Princess May winged pea
- Conservation status: Priority Three — Poorly Known Taxa (DEC)

Scientific classification
- Kingdom: Plantae
- Clade: Tracheophytes
- Clade: Angiosperms
- Clade: Eudicots
- Clade: Rosids
- Order: Fabales
- Family: Fabaceae
- Subfamily: Faboideae
- Genus: Bossiaea
- Species: B. zarae
- Binomial name: Bossiaea zarae R.L.Barrett

= Bossiaea zarae =

- Authority: R.L.Barrett
- Conservation status: P3

Species of legume

Bossiaea zarae, commonly known as Princess May winged pea, is a species of flowering plant in the pea family Fabaceae and is endemic to the northern Kimberley region of Western Australia. It is an erect shrub with winged stems, winged cladodes, scale-like leaves and yellow, and reddish-brown flowers.

==Description==
Bossiaea zarae is an erect shrub that typically grows up to 2.2 m high and 1.2 m wide. The stems are flattened, winged and up to 11 mm wide, ending in winged cladodes 1.9–3.4 mm wide. The leaves are reduced to dark brown, narrow egg-shaped scales, 1.1–2.0 mm long. The flowers are arranged singly or in pairs on pedicels 1.5–5.8 mm long with overlapping, narrow egg-shaped bracts up to 2.1 mm long at the base and narrow egg-shaped bracteoles about 1 mm long attached to the pedicels. The sepals are 5.3–7.0 mm long and joined at the base forming a tube, the two upper lobes 1.7–2.5 mm long and the lower three lobes 1.1–1.4 mm long. The standard petal is golden yellow with reddish brown marking, a yellow centre and 8.5–12.6 mm long, the wings uniformly yellow and 5.3–6.3 mm long, the keel yellowish and 12.1–15.4 mm long. Flowering has been observed in August and January and the fruit is an oblong pod 43–47 mm long.

==Taxonomy and naming==
Bossiaea zarae was first formally described in 2015 by Russell Lindsay Barrett in the journal Nuytsia from specimens collected on Bigge Island in 2008. The specific epithet (zarae) is from "the Arabic and Hebrew name Zara (meaning princess)", referring to the Princess May Ranges where this species was discovered.

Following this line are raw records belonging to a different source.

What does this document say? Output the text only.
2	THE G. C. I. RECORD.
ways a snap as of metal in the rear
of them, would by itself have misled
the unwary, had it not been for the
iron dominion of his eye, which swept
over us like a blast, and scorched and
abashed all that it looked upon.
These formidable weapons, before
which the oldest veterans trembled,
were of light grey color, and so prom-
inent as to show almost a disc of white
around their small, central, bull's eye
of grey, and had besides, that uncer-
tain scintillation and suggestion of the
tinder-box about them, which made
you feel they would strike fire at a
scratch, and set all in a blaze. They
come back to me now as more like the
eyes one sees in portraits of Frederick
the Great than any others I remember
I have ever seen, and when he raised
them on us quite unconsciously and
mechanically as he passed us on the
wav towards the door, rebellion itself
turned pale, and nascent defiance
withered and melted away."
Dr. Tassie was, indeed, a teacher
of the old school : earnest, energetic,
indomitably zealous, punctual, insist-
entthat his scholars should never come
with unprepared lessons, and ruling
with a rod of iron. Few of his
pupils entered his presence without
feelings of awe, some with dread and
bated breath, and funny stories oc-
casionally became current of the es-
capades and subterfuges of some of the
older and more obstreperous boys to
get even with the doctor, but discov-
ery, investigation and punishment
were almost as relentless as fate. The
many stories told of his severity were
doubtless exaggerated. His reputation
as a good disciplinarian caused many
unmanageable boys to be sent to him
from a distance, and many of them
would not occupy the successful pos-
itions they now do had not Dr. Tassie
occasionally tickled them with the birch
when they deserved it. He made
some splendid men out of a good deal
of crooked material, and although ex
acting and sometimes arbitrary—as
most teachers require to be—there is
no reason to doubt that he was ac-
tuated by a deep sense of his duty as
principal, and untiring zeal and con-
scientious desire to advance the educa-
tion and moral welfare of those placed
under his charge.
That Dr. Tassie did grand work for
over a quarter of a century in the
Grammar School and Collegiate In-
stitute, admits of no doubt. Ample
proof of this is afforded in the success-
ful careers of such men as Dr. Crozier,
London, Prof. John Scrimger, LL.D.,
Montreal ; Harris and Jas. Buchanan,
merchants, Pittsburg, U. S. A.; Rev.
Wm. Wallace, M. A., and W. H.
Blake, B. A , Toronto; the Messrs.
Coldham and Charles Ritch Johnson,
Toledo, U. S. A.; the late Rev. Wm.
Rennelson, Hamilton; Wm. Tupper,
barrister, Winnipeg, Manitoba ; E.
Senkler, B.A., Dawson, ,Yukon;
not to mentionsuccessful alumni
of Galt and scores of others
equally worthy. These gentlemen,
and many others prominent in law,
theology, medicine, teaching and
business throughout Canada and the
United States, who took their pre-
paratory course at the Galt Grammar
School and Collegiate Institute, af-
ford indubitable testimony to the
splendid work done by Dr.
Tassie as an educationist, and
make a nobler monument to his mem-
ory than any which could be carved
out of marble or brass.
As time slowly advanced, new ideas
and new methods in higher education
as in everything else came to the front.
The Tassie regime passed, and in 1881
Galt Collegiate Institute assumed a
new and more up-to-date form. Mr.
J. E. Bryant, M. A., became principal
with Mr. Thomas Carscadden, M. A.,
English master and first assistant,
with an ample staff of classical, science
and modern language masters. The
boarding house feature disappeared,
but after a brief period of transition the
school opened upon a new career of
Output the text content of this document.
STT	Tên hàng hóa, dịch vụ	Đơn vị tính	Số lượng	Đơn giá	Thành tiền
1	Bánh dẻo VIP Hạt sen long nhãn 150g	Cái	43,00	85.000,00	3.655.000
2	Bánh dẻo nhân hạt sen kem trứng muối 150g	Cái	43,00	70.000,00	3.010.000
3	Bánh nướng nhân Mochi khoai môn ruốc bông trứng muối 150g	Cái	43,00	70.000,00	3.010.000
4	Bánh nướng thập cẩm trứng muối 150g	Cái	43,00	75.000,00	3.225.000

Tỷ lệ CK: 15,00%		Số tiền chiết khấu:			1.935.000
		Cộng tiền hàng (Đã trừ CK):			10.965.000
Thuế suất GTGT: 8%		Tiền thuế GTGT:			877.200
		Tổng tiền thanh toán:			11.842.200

==Distribution and habitat==
Princess May winged pea grows on sandstone ridges and pavements in low shrubland in the Prince Regent National Park and on Bigge Island in the northern Kimberley region of Western Australia.

==Conservation status==
This bossiaea is listed as "Priority Three" by the Government of Western Australia Department of Biodiversity, Conservation and Attractions, meaning that it is poorly known and known from only a few locations but is not under imminent threat.